A Prince's Treasure
120 objects from the Royal Collection return to the Royal Pavilion in Brighton
Pair of vases with mounts
vase: 1750-99, mounts: 1815-16Porcelain with light celadon glaze painted in white slip, mounted in gilt metal | 103.0 x 45.0 x 39.0 cm (whole object) | RCIN 2377
A Chinese porcelain vase with English gilt-bronze mounts. With tubular neck, having a domed cover with pomegranate finial. Painted all over in white slip with vine sprays, clambering squirrels and butterflies. The mouth is mounted with a gilt bronze cup with a reeded ring between two flat burnished rings above a cavetto moulding, and a further reeded ring between two concave ring mouldings, above a deep apron of acanthus leaves over ridged, shell-like foliage. Fitted to either side, and joined to the larger reeded ring band with a ball, is a pair of heavily cast flat scrolled handles, the outside of which is cast with a double band of guilloche; where it is attached to the shoulder below, the scroll rests on a half-palmette; the handles sit on side straps following the contours of the vase, the straps with two flat burnished outer edges enclosing a slightly concave pounced ground. The vase’s foot sits in a cup of eight heavily cast acanthus leaves on a waisted, stepped, circular moulded foot.
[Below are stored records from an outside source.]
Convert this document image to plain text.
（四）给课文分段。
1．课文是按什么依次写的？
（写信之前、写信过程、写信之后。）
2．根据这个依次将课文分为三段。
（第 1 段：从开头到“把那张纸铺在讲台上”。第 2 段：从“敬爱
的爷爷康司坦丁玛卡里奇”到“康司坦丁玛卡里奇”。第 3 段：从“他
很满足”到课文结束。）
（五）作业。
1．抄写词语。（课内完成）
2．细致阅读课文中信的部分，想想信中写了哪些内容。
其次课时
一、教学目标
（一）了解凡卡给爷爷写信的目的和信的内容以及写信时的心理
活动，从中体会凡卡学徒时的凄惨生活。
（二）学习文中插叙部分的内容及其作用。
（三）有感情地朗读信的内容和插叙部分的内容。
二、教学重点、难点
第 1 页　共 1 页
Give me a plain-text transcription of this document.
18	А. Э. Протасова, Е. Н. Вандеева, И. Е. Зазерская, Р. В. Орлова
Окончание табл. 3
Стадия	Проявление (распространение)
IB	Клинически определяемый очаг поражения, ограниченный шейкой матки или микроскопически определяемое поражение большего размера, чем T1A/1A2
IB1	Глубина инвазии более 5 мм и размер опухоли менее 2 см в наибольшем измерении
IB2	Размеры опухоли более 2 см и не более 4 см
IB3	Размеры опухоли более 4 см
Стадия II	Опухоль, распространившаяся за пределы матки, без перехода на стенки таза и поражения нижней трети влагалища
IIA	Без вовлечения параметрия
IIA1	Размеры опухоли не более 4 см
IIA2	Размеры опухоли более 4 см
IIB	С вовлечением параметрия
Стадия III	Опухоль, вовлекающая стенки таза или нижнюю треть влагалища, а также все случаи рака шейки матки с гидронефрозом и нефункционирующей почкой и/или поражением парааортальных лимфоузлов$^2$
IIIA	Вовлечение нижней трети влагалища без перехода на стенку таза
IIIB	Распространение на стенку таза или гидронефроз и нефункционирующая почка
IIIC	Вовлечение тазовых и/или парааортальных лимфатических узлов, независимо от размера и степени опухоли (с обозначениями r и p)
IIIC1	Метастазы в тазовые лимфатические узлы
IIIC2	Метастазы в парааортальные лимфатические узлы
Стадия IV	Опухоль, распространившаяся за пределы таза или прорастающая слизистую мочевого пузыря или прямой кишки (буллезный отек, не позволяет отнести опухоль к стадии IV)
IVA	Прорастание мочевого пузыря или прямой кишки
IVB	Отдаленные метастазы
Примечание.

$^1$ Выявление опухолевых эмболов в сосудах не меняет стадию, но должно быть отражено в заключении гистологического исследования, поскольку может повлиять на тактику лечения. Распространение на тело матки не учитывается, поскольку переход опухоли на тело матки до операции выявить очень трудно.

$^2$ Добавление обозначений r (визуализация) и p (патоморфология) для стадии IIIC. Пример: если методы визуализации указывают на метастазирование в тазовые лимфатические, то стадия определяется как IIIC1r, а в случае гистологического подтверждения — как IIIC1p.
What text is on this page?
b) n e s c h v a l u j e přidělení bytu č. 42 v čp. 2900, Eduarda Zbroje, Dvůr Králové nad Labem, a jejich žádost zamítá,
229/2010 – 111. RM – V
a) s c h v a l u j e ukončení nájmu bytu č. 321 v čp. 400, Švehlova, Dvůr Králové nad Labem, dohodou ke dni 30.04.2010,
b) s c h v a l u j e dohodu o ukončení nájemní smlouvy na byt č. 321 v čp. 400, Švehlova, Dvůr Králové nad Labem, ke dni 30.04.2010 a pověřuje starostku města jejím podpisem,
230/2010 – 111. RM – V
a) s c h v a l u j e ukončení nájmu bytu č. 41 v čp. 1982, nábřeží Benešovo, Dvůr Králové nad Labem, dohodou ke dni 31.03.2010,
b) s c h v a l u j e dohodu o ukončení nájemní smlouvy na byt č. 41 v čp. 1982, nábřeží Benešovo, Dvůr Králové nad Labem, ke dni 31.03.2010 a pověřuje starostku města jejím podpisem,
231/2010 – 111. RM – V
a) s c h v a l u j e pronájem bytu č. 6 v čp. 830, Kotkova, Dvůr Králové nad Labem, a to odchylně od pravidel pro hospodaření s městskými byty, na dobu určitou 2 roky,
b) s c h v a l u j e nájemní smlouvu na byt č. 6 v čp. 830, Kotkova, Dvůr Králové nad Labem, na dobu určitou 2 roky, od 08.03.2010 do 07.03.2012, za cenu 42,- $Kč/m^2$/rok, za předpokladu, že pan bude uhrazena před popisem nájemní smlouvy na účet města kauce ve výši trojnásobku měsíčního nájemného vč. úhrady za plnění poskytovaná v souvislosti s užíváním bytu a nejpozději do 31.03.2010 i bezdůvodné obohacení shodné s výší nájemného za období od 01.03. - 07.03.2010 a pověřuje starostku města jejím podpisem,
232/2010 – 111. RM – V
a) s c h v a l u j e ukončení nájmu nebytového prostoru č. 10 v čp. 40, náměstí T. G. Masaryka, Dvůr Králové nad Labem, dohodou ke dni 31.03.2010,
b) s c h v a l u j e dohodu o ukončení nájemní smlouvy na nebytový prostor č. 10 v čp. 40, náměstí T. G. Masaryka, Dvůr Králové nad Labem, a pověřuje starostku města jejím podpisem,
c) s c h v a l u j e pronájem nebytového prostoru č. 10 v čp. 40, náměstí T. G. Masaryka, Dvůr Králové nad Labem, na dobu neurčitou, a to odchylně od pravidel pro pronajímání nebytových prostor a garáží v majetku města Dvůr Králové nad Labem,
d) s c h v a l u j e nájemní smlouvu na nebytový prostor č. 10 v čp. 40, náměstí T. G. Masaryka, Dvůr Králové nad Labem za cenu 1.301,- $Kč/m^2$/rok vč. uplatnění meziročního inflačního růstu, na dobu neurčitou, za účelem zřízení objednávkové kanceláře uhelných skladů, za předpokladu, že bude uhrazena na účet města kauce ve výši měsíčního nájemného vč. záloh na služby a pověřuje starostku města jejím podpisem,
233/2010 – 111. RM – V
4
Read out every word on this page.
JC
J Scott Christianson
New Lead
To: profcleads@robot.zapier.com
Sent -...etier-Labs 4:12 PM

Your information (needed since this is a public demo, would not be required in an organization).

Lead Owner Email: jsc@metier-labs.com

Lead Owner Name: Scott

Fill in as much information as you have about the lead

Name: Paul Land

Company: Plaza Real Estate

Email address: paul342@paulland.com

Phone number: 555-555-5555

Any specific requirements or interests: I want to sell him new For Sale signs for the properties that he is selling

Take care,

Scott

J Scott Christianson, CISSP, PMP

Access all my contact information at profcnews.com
Supplied to the Prince Regent, for Carlton House, by the Vulliamys whose bill of £388 10s for the mounting was submitted in 1816 (National Archives LC 11/20). Pyne’s Royal Residences (Pyne 1819, II, pl. opp. p. 58, p. 60) illustrates the pair of vases in the Golden Drawing Room at Carlton House, where they were placed on stepped gilt plinths. At Buckingham Palace, they may be seen in J. Roberts’s 1857 watercolour of the Principal Corridor.
Text adapted from Chinese and Japanese Works of Art in the Collection of Her Majesty The Queen: Volume II.